Hammer curls work the biceps as well.  I think it might be working the long head? I am not realy sure on that long head thing though.  They definetly work the biceps though.  It will be less I think.


----------



## HardTrainer (May 7, 2005)

Its a good idea to "kink" your wrists down at the top of the hammer curl, this really flexes the forearm


----------



## Duncans Donuts (May 7, 2005)

Hammer curls work in conjunction without the biceps primary functions, stabilizing the shoulder and bringing the forearm toward the upper arm.  Or so is my understanding.


----------



## HardTrainer (May 7, 2005)

Duncans Donuts said:
			
		

> Hammer curls work in conjunction with the biceps secondary function, stabilizing the shoulder.  Or so is my understanding.


----------



## Duncans Donuts (May 7, 2005)

HardTrainer said:
			
		

>


----------



## BritChick (May 7, 2005)

Hammers targets the brachioradialis whereas a standard db curl targets the bicep brachii and brachialis.  I usually have to go about 5lbs lighter on hammers.


----------



## pumpthatiron (May 7, 2005)

i go 5 pounds heavier on hammers? my forearms are stronger than my biceps


----------



## min0 lee (May 7, 2005)

BritChick said:
			
		

> Hammers targets the brachioradialis whereas a standard db curl targets the bicep brachii and brachialis.  I usually have to go about 5lbs lighter on hammers.

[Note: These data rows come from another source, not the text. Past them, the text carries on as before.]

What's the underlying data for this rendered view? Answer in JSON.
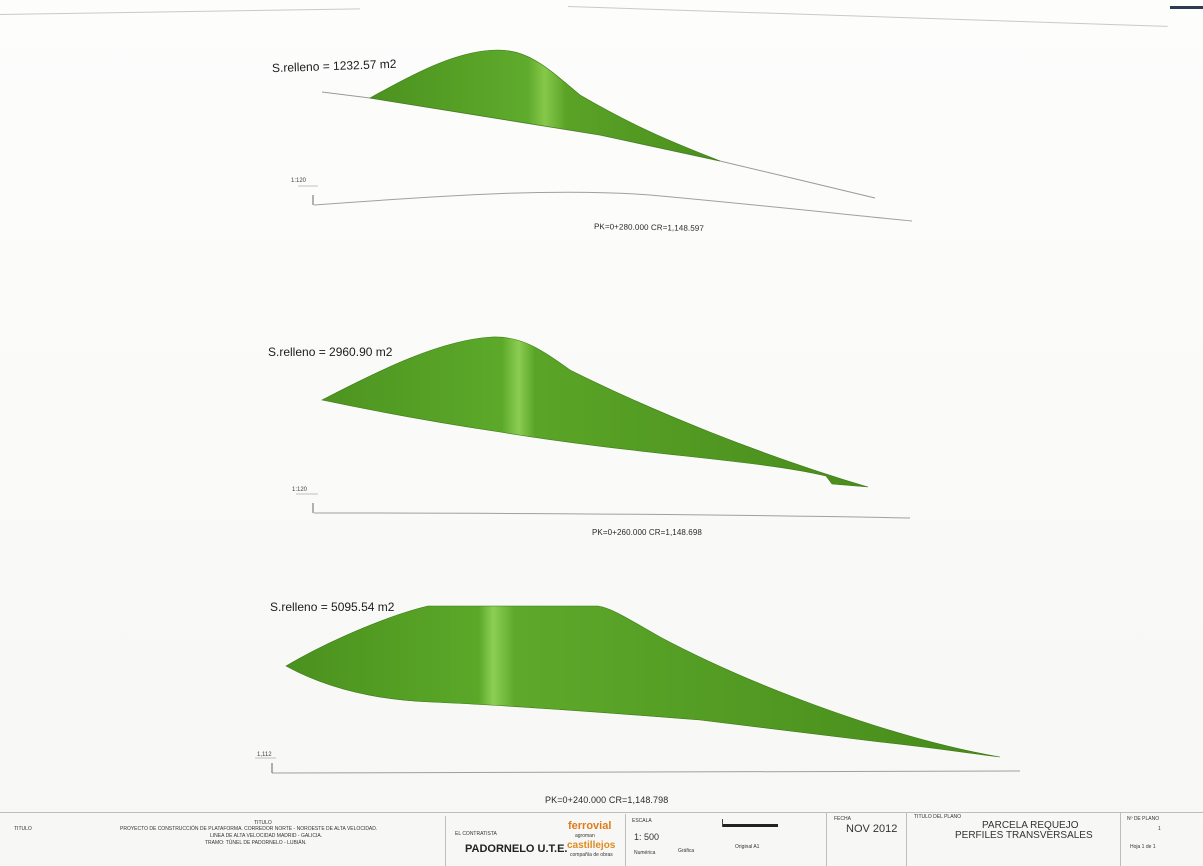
{
  "sections": [
    {
      "area_label": "S.relleno = 1232.57 m2",
      "pk_label": "PK=0+280.000   CR=1,148.597",
      "scale_label": "1:120"
    },
    {
      "area_label": "S.relleno = 2960.90 m2",
      "pk_label": "PK=0+260.000   CR=1,148.698",
      "scale_label": "1:120"
    },
    {
      "area_label": "S.relleno = 5095.54 m2",
      "pk_label": "PK=0+240.000   CR=1,148.798",
      "scale_label": "1,112"
    }
  ],
  "colors": {
    "fill": "#5aa229",
    "fill_light": "#7cc23f",
    "fill_dark": "#3f7d18",
    "line": "#9a9a9a"
  },
  "title_block": {
    "titulo_head": "TITULO",
    "titulo_caption": "TITULO",
    "titulo_line1": "PROYECTO DE CONSTRUCCIÓN DE PLATAFORMA. CORREDOR NORTE - NOROESTE DE ALTA VELOCIDAD.",
    "titulo_line2": "LINEA DE ALTA VELOCIDAD MADRID - GALICIA.",
    "titulo_line3": "TRAMO: TÚNEL DE PADORNELO - LUBIÁN.",
    "contratista_head": "EL CONTRATISTA",
    "contratista": "PADORNELO U.T.E.",
    "logo_1": "ferrovial",
    "logo_1_sub": "agroman",
    "logo_2": "castillejos",
    "logo_2_sub": "compañía de obras",
    "escala_head": "ESCALA",
    "escala": "1: 500",
    "escala_numerica": "Numérica",
    "escala_grafica": "Gráfica",
    "original": "Original A1",
    "fecha_head": "FECHA",
    "fecha": "NOV 2012",
    "plano_head": "TITULO DEL PLANO",
    "plano_line1": "PARCELA REQUEJO",
    "plano_line2": "PERFILES TRANSVERSALES",
    "num_head": "Nº DE PLANO",
    "num_value": "1",
    "hoja": "Hoja   1   de   1"
  }
}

Is this the  brachioradialis circled below?


----------



## Mudge (May 7, 2005)

How would they only work the forearms when you use your bicep to contract the arm?

Every muscle that gets used, gets worked to SOME degree. I dont consider it a forearm movement, that is much more indirect. You aren't moving your wrist, your wrist is stationary. Your bicep is doing the bulk of the work. I can hold a lot more weight than I can hammer curl.


----------



## Mudge (May 7, 2005)

min0 lee said:
			
		

> Is this the  brachioradialis circled below?



http://www.exrx.net/Muscles/Brachioradialis.html

http://www.exrx.net/WeightExercises/Brachioradialis/DBHammerCurl.html


----------



## shiznit2169 (May 8, 2005)

is standing hammer curls and seated hammer curls the same thing? Like does it work all part of your arm both ways? I like to do them seated but if standing is more beneficial, then i will switch.



> I can hold a lot more weight than I can hammer curl.



Same for me


----------



## Mudge (May 8, 2005)

Its the same movement but you should most likely do less seated. I dont use a lot of momentum but I do use some, I stand and I lean forward slightly.


----------



## kicka19 (May 8, 2005)

i love hammer curls, i dont know the name of the muscle but to my understanding it really builds up a muscle under the biceps, its a hard muscle to work but when it is excercised enough it will make you biceps have a higher peak


----------



## musclepump (May 8, 2005)

Hammers feel niiiccceee.


----------